Agile Werte als Grundlage zur Feedbackkultur
Nehmen wir dann die dem Scrum Framework zu Grunde liegenden fünf agilen Werte, bestehend aus:
- Communication
- Simplicity
- Courage
- Feedback
- Respect
Auch diese werden zu einer lernenden Feedback-Kultur mit der Erlaubnis mutig Fehler zu machen führen. Nur der Begriff Simplicity passt scheinbar nicht zu 100% in das bisher gesagte. Es zeigt sich, dass mein Artikel keine mathematische Theorie darstellt. Dennoch bin ich im Vertrauen, dass hier kein fundamentaler Widerspruch besteht. (Schließlich gilt ja: nur einfache Dinge lassen sich gut kommunizieren, lernen und auch leicht verändern, was das Lernen wieder fördert).
Product Backlog – Kleine Schritte
Die Idee, das Produkt im Product Backlog in möglichst kleine Schritte – Product Backlog Items – mit ganzheitlichem Wert zu zerlegen, passt 1:1 zu dem Lernideal aus Influencer, in kleinen Schritten zu lernen.
Planning und Review – ready -> done – optimales Feedback
In der Sprint Planung wählt das Entwicklerteam autonom einzelne Items aus. Der Product Owner vermittelt neben den benötigten Details für diese Items möglichst erlebbar, 3D und in Farbe das Ziel wie sie sein müssen um ganz fertig (done) zu sein. Das Item, das der Product owner mitbringt muss sich dafür zunächst mal eignen, es muss also „ready“ sein – sprich es dürfen nicht zu viele Fragezeichen dranhängen und das Ziel muss wirklich klar werden.

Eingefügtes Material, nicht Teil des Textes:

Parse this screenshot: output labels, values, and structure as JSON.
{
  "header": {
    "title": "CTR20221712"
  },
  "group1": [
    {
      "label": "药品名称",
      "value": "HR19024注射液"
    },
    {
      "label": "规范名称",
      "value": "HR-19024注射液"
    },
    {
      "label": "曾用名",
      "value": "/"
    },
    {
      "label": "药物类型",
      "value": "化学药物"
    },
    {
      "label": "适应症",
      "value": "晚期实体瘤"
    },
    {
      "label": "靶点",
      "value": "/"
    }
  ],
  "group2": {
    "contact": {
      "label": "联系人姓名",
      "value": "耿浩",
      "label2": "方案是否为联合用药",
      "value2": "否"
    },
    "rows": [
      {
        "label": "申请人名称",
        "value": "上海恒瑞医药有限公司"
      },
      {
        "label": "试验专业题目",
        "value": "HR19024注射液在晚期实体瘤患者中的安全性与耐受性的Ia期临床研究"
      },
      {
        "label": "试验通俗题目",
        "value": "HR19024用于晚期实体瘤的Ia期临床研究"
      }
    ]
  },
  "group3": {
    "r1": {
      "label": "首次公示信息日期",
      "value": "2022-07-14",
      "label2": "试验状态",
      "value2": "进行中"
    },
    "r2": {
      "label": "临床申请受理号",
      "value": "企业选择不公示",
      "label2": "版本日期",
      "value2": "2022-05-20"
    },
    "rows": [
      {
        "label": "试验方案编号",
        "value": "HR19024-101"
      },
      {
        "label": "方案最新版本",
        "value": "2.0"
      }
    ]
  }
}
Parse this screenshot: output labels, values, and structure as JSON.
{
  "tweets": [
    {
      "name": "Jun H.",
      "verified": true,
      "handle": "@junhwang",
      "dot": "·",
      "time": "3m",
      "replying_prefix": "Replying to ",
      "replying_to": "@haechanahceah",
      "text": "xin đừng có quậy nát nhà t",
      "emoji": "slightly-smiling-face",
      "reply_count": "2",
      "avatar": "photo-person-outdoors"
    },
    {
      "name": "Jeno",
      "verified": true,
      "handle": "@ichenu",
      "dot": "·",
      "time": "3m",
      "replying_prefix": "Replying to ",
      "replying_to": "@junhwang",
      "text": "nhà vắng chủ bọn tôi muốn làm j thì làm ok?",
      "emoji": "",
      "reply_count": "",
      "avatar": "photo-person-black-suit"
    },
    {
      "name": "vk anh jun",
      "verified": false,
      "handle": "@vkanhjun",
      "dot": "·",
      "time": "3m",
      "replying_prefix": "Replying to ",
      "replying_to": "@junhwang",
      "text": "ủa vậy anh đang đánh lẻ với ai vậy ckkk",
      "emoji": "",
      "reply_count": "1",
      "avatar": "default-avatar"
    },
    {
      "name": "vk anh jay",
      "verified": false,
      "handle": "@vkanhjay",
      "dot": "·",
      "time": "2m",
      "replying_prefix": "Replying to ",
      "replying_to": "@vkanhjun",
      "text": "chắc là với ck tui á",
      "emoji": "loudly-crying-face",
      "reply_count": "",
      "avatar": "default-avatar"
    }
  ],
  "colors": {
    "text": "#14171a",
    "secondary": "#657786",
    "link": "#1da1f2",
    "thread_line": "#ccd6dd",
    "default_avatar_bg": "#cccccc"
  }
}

Erst wenn das Ziel wirklich klar ist, haben wir die Voraussetzung für klares Feedback am Sprint-Ende, aus dem das Team lernen kann.
Geht das Team nach den Scrum Idealen vor (was natürlich unendlich schwierig ist), sind die Items am Ende des Sprints wirklich „done“, also ganz fertig. Aus diesem Verhältnis von „ready“ und „done“ ergibt sich, dass das Ziel sehr klar war und das Feedback am Ende des Sprints maximale Aussagekraft hat. Es gibt dann keine Zweifel an der Gültigkeit des Feedbacks – etwa nach dem Motto: „Das kann ich mir so noch nicht vorstellen, wird schon stimmen, denn da kommt ja später noch irgendwas“.
Retrospective – bewusste Verhaltensorientierte Reflexion
Die Regelmäßige Retrospektive ist ein strukturelles Element, welches genau der Forderung aus Influencer nach Selbstbeobachtung und der verhaltensorientierten Reflexion entspricht (deliberate practice), welche Lernen in optimaler Weise fördert. Entscheidend ist hier der Bezug auf konkretes Verhalten und die regelmäßige Wiederholung. Entscheidend sind auch hier wieder die möglichst kleinen Schritte.
So sehr ich die Retrospektive also liebe und hochhalte. Evtl. ist die Retrospektive am Ende des Sprints zu spät und zu selten, wenn wir wirklich optimal lernen wollen. Schließlich sind manche Fehler und manches Verhalten, was nicht optimal war, hier schon relativ lange her. Denkbar wäre auch eine tägliche Mikroretrospektive am Ende eines Tages. Mit dieser Idee habe ich aber noch keine Erfahrung.
Ich bin mir sicher, dass noch vieles in Scrum dem Lernen dient. Generell fühlt sich Scrum für mich wie ein Framework an, dass das Lernen zentral auf die Agenda setzt. In einem folgenden Artikel möchte ich über eine Reihe agiler Praktiken und ihrem Verhältnis zum Lernen schreiben. Für heute ist erst mal Schluss.